# Has anyone used the Jungle Dawn LED's on a 36x18x36



## Chrisem (Sep 30, 2015)

If so are they good for that size exo?

I will have live plants, beginner plants that is, so I just want to be sure I pick the right lighting. BTW it is $307 on NEHERP.


----------



## brendan0923 (Sep 15, 2014)

I use Jungle Dawns on an 18x18x24 and they light up the entire tank pretty well. I think they would probably be good on a 36x18x36.

Sent from my LG-D415 using Tapatalk


----------



## Chrisem (Sep 30, 2015)

Thank you for the feedback.


----------



## Rushthezeppelin (Oct 6, 2015)

I would opt for the 22W for that size enclosure personally. You will get some awesome growth off it, the lumens on this unit is nuts.


----------



## Chrisem (Sep 30, 2015)

sorry newbie question. 

That's referring to a 22w Jungle Dawn?


----------



## Rushthezeppelin (Oct 6, 2015)

Correct. That's what I'm going to use for my garter enclosure that will have the exact same dimensions (and not near as much plants as a fancy tropical setup). Have the light, just not finished with the enclosure.


----------



## Chrisem (Sep 30, 2015)

Awesome, thank you.

Rock on!!!!


----------



## Rushthezeppelin (Oct 6, 2015)

NP, your plants will thank you for all that wonderful PAR


----------



## SwampMan (Jun 26, 2015)

Rushthezeppelin said:


> I would opt for the 22W for that size enclosure personally. You will get some awesome growth off it, the lumens on this unit is nuts.

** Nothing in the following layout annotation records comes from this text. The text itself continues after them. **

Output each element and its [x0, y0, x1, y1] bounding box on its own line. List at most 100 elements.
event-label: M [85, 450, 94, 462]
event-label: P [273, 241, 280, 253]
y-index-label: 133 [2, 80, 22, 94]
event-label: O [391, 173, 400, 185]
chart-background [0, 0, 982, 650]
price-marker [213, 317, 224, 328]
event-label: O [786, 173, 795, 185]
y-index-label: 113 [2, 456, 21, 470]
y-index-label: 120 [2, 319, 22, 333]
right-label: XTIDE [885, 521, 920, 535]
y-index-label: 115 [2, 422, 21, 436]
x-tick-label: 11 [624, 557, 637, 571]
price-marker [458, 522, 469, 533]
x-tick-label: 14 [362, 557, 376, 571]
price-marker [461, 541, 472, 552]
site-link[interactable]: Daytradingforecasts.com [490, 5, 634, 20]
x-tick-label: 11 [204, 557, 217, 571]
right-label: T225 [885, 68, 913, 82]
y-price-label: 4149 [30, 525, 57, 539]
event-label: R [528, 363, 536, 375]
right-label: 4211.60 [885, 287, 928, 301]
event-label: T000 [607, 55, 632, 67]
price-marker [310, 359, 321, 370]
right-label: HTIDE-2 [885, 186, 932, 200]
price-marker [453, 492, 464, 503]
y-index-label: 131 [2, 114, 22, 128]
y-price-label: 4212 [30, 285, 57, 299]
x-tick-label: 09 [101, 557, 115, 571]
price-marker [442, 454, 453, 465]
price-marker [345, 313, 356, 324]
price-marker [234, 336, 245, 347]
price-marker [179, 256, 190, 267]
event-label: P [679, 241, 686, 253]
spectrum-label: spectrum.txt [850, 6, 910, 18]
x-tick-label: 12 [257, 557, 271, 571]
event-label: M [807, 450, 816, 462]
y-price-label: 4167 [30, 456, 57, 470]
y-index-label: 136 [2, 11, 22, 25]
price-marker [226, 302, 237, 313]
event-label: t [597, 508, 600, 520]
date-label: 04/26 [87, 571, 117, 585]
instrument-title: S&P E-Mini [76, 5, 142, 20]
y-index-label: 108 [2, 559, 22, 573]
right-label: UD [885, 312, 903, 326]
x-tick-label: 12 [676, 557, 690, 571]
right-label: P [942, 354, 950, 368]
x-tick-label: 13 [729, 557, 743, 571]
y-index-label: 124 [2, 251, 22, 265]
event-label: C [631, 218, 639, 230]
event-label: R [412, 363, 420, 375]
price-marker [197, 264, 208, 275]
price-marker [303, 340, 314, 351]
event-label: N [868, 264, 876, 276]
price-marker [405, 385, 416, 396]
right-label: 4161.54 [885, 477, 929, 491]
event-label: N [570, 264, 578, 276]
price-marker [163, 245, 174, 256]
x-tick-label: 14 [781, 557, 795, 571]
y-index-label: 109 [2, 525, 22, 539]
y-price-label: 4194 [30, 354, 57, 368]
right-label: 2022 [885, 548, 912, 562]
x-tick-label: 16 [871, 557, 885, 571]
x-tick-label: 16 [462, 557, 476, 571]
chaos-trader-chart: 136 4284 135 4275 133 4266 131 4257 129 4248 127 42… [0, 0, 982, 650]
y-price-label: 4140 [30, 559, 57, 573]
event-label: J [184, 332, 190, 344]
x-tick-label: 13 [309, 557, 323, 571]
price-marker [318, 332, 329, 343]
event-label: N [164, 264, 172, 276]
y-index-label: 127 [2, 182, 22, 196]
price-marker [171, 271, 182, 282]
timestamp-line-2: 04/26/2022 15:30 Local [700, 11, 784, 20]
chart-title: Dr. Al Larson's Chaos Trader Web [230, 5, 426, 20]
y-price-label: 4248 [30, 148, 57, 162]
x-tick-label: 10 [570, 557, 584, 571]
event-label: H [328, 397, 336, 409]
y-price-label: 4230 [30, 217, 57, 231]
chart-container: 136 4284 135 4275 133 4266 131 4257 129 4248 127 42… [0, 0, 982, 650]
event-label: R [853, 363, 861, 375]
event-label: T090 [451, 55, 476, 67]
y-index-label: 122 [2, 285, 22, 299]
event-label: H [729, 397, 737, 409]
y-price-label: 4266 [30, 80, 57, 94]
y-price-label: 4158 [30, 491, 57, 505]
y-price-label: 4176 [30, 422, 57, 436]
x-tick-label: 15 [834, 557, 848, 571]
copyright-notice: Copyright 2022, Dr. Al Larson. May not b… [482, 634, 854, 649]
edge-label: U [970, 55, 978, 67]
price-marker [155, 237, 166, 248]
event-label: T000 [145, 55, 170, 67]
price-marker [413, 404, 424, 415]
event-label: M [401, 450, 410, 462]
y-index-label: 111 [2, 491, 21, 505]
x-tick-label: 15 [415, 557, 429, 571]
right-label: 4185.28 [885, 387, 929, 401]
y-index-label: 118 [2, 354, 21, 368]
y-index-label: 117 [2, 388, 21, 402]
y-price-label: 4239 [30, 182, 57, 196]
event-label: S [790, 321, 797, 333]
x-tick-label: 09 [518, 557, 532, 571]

+1^ I have 2x17w on a 18x18x36 and it keeps the plants low and thick instead of tall and stringy. 

Not to get too off topic, but you really should consider building your own hood. I built mine so the bulbs are ~3" off the glass top, enough clearance to angle the bulbs by hand if needed, or slide short pieces of 2x4 around to create shaded areas in the tank, like simulated cloud coverage.


----------



## pdfCrazy (Feb 28, 2012)

I have a 36" tall exo, and i can say that the 13w model is insufficient to reach the lower 1/3 of the tank. I have ran up to 6 of these on this tank. The only difference was burning the plants in the upper canopy. I REALLY recomend going with something with a focused optix or lens. I use 90w 6500 E27 bulbs I get at home depot for like $22, but one of our sponspors I believe also sells led spot's. But you really need spotlights to reach the bottom of these tanks well.


----------



## Chrisem (Sep 30, 2015)

pdfCrazy said:


> I have a 36" tall exo, and i can say that the 13w model is insufficient to reach the lower 1/3 of the tank. I have ran up to 6 of these on this tank. The only difference was burning the plants in the upper canopy. I REALLY recomend going with something with a focused optix or lens. I use 90w 6500 E27 bulbs I get at home depot for like $22, but one of our sponspors I believe also sells led spot's. But you really need spotlights to reach the bottom of these tanks well.


That is my concern, not reaching the bottom of the exo. If I go with your bulb recommendation what hood do I use to house them?


----------



## pdfCrazy (Feb 28, 2012)

I don't use a hood. Use reptile heating dome lamps with the dome removed.


----------



## pdfCrazy (Feb 28, 2012)

The 90 watt led spot


----------



## Chrisem (Sep 30, 2015)

Thanks for the follow up.


----------



## Jjl (Feb 2, 2014)

Hi Chrisem,

I'm not sure if you've read it, but NE Herp's website has an interesting page describing the inverse square law and its implications for lights on tanks as tall as yours. I think it might also have good lighting recommendations based on that information, as well.


----------



## Chrisem (Sep 30, 2015)

Thanks Jeremiah. I actually did see that and ordered my light from them last night.


----------



## Chrisem (Sep 30, 2015)

Here is my first attempt at building a background. It came out ok, my next one will be better, I hope.


----------



## Pubfiction (Feb 3, 2013)

You can reference the PAR levels spread sheet to figure out how many lights you will want. The main problem with jungle dawns on a tall large vivarium like that is you are just going to need a lot of them and they are going to waste a ton of light throwing it outside the vivarium. The main way to get around this is to get a light that focuses light more down with optics or reflectors. 

Cheaper lights would be the EVO 3W arrays from places like aquatraders

On the nicer side you could get something like a buildmyled.com with 60 or 75 degree optics. 

http://www.dendroboard.com/forum/parts-construction/182233-extensive-lighting-levels.html


----------